Today is Father's Day in Australia. I want to remember my father.
He was a good Christian man. He was upright willing to help strangers in need He was honorable and decent. He just wanted to do the right thing. He did his best to uphold the peace and did not bear grudges. He prayed daily and served in a major role at church.
But we weren't close.
I think I was a big disappointment to my dad. I am so unlike him. I wasn't academically brilliant. I did not have the drive to study hard - and memorizing facts and details was too hard for me.
When I was about 10 or 12 years old I approached my dad to help with a math problem I had. I couldn't understand it.
My dad had a PhD in Chemical Engineering- he belonged to the old pull yourself up by the bootstraps sort of man. He worked his way into University and survived by doing part time work to keep himself at school. Due to the war he missed out 4 years of schooling - but he had determination and will power.

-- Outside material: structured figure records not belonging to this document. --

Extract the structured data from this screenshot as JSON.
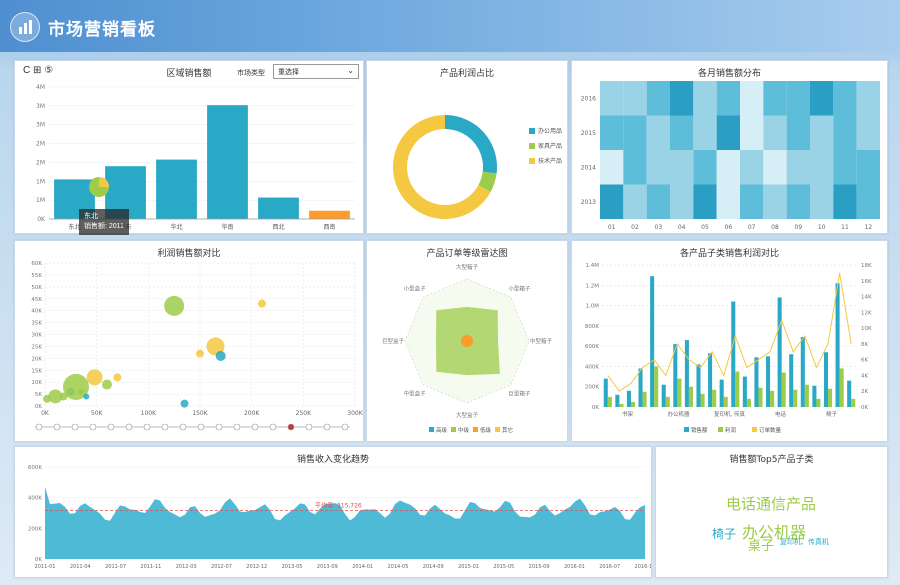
{
  "header": {
    "title": "市场营销看板"
  },
  "toolbar": {
    "refresh_label": "C",
    "grid_label": "⊞",
    "filter_label": "⑤"
  },
  "colors": {
    "teal": "#2aa9c6",
    "lime": "#9ccc4a",
    "yellow": "#f5c842",
    "orange": "#ff9b2b",
    "red": "#c0392b"
  },
  "filter": {
    "label": "市场类型",
    "value": "重选择"
  },
  "tooltip": {
    "line1": "东北",
    "line2": "销售额: 2011"
  },
  "charts": {
    "region_sales": {
      "title": "区域销售额",
      "type": "bar",
      "categories": [
        "东北",
        "华东",
        "华北",
        "华南",
        "西北",
        "西南"
      ],
      "values": [
        1.2,
        1.6,
        1.8,
        3.45,
        0.65,
        0.25
      ],
      "yticks": [
        "0K",
        "1M",
        "1M",
        "2M",
        "2M",
        "3M",
        "3M",
        "4M"
      ],
      "ylim": [
        0,
        4
      ]
    },
    "product_share": {
      "title": "产品利润占比",
      "type": "pie",
      "categories": [
        "办公用品",
        "家具产品",
        "技术产品"
      ],
      "values": [
        27,
        6,
        67
      ]
    },
    "heatmap": {
      "title": "各月销售额分布",
      "type": "heatmap",
      "rows": [
        "2016",
        "2015",
        "2014",
        "2013"
      ],
      "columns": [
        "01",
        "02",
        "03",
        "04",
        "05",
        "06",
        "07",
        "08",
        "09",
        "10",
        "11",
        "12"
      ],
      "values": [
        [
          0.5,
          0.4,
          0.7,
          0.9,
          0.5,
          0.6,
          0.3,
          0.6,
          0.7,
          0.8,
          0.6,
          0.4
        ],
        [
          0.6,
          0.7,
          0.5,
          0.6,
          0.4,
          0.8,
          0.3,
          0.5,
          0.6,
          0.4,
          0.7,
          0.5
        ],
        [
          0.3,
          0.6,
          0.4,
          0.5,
          0.7,
          0.2,
          0.5,
          0.3,
          0.4,
          0.5,
          0.6,
          0.7
        ],
        [
          0.8,
          0.5,
          0.6,
          0.4,
          0.9,
          0.3,
          0.6,
          0.5,
          0.7,
          0.5,
          0.8,
          0.6
        ]
      ]
    },
    "scatter": {
      "title": "利润销售额对比",
      "type": "scatter",
      "yticks": [
        "0K",
        "5K",
        "10K",
        "15K",
        "20K",
        "25K",
        "30K",
        "35K",
        "40K",
        "45K",
        "50K",
        "55K",
        "60K"
      ],
      "xticks": [
        "0K",
        "50K",
        "100K",
        "150K",
        "200K",
        "250K",
        "300K"
      ],
      "points": [
        {
          "x": 2,
          "y": 3,
          "r": 4,
          "c": "#9ccc4a"
        },
        {
          "x": 10,
          "y": 4,
          "r": 7,
          "c": "#9ccc4a"
        },
        {
          "x": 18,
          "y": 4,
          "r": 4,
          "c": "#9ccc4a"
        },
        {
          "x": 25,
          "y": 6,
          "r": 4,
          "c": "#2aa9c6"
        },
        {
          "x": 30,
          "y": 8,
          "r": 13,
          "c": "#9ccc4a"
        },
        {
          "x": 35,
          "y": 6,
          "r": 3,
          "c": "#9ccc4a"
        },
        {
          "x": 40,
          "y": 4,
          "r": 3,
          "c": "#2aa9c6"
        },
        {
          "x": 48,
          "y": 12,
          "r": 8,
          "c": "#f5c842"
        },
        {
          "x": 60,
          "y": 9,
          "r": 5,
          "c": "#9ccc4a"
        },
        {
          "x": 70,
          "y": 12,
          "r": 4,
          "c": "#f5c842"
        },
        {
          "x": 125,
          "y": 42,
          "r": 10,
          "c": "#9ccc4a"
        },
        {
          "x": 135,
          "y": 1,
          "r": 4,
          "c": "#2aa9c6"
        },
        {
          "x": 150,
          "y": 22,
          "r": 4,
          "c": "#f5c842"
        },
        {
          "x": 165,
          "y": 25,
          "r": 9,
          "c": "#f5c842"
        },
        {
          "x": 170,
          "y": 21,
          "r": 5,
          "c": "#2aa9c6"
        },
        {
          "x": 210,
          "y": 43,
          "r": 4,
          "c": "#f5c842"
        }
      ]
    },
    "radar": {
      "title": "产品订单等级雷达图",
      "axes": [
        "大型箱子",
        "小型箱子",
        "中型箱子",
        "巨型箱子",
        "大型盒子",
        "中型盒子",
        "巨型盒子",
        "小型盒子"
      ],
      "legend": [
        "高级",
        "中级",
        "低级",
        "其它"
      ]
    },
    "combo": {
      "title": "各产品子类销售利润对比",
      "type": "bar+line",
      "categories": [
        "书架",
        "办公机器",
        "复印机, 传真",
        "电话",
        "椅子"
      ],
      "yticks_left": [
        "0K",
        "200K",
        "400K",
        "600K",
        "800K",
        "1.0M",
        "1.2M",
        "1.4M"
      ],
      "yticks_right": [
        "0K",
        "2K",
        "4K",
        "6K",
        "8K",
        "10K",
        "12K",
        "14K",
        "16K",
        "18K"
      ],
      "sales": [
        2.8,
        1.2,
        1.6,
        3.8,
        12.9,
        2.2,
        6.2,
        6.6,
        4.2,
        5.3,
        2.7,
        10.4,
        3.0,
        4.9,
        5.0,
        10.8,
        5.2,
        6.9,
        2.1,
        5.4,
        12.2,
        2.6
      ],
      "profit": [
        1.0,
        0.3,
        0.5,
        1.5,
        4.0,
        1.0,
        2.8,
        2.0,
        1.3,
        1.7,
        1.0,
        3.5,
        0.8,
        1.9,
        1.6,
        3.4,
        1.7,
        2.2,
        0.8,
        1.8,
        3.8,
        0.8
      ],
      "orders": [
        4,
        2,
        3,
        5,
        6,
        4,
        8,
        6,
        5,
        7,
        4,
        9,
        5,
        6,
        7,
        11,
        7,
        9,
        5,
        8,
        17,
        8
      ],
      "legend": [
        "销售额",
        "利润",
        "订单数量"
      ]
    },
    "timeline": {
      "title": "销售收入变化趋势",
      "type": "area",
      "yticks": [
        "0K",
        "200K",
        "400K",
        "600K"
      ],
      "xticks": [
        "2011-01",
        "2011-04",
        "2011-07",
        "2011-11",
        "2012-03",
        "2012-07",
        "2012-12",
        "2013-05",
        "2013-09",
        "2014-01",
        "2014-05",
        "2014-09",
        "2015-01",
        "2015-05",
        "2015-09",
        "2016-01",
        "2016-07",
        "2016-12"
      ],
      "avg_label": "平均值: 315,726",
      "avg_value": 315726
    },
    "wordcloud": {
      "title": "销售额Top5产品子类",
      "words": [
        {
          "text": "电话通信产品",
          "size": 15,
          "c": "#9ccc4a"
        },
        {
          "text": "椅子",
          "size": 12,
          "c": "#2aa9c6"
        },
        {
          "text": "办公机器",
          "size": 16,
          "c": "#9ccc4a"
        },
        {
          "text": "桌子",
          "size": 13,
          "c": "#9ccc4a"
        },
        {
          "text": "复印机、传真机",
          "size": 7,
          "c": "#2aa9c6"
        }
      ]
    }
  },
  "chart_data": [
    {
      "type": "bar",
      "title": "区域销售额",
      "categories": [
        "东北",
        "华东",
        "华北",
        "华南",
        "西北",
        "西南"
      ],
      "values": [
        1.2,
        1.6,
        1.8,
        3.45,
        0.65,
        0.25
      ],
      "ylabel": "",
      "ylim": [
        0,
        4
      ]
    },
    {
      "type": "pie",
      "title": "产品利润占比",
      "categories": [
        "办公用品",
        "家具产品",
        "技术产品"
      ],
      "values": [
        27,
        6,
        67
      ]
    }
  ]
}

I'm not him. I needed help. I needed guidance. I needed a father figure to lean on.
Unfortunately he wasn't the man to turn to.
I remember - and will always remember the look of absolute disgust that he showed when I asked him for help.
And he said, "Go and learn it yourself."
I was shocked. Here I am. Your son. Your only son and I'm asking you for help. And here you are refusing to help. I'm fucked now. And I wept.
I think in the end he relented but it was just painful humiliation. He drew out the equations and mocked my inability to understand or grasp it. He might as well have fucked me in the arse.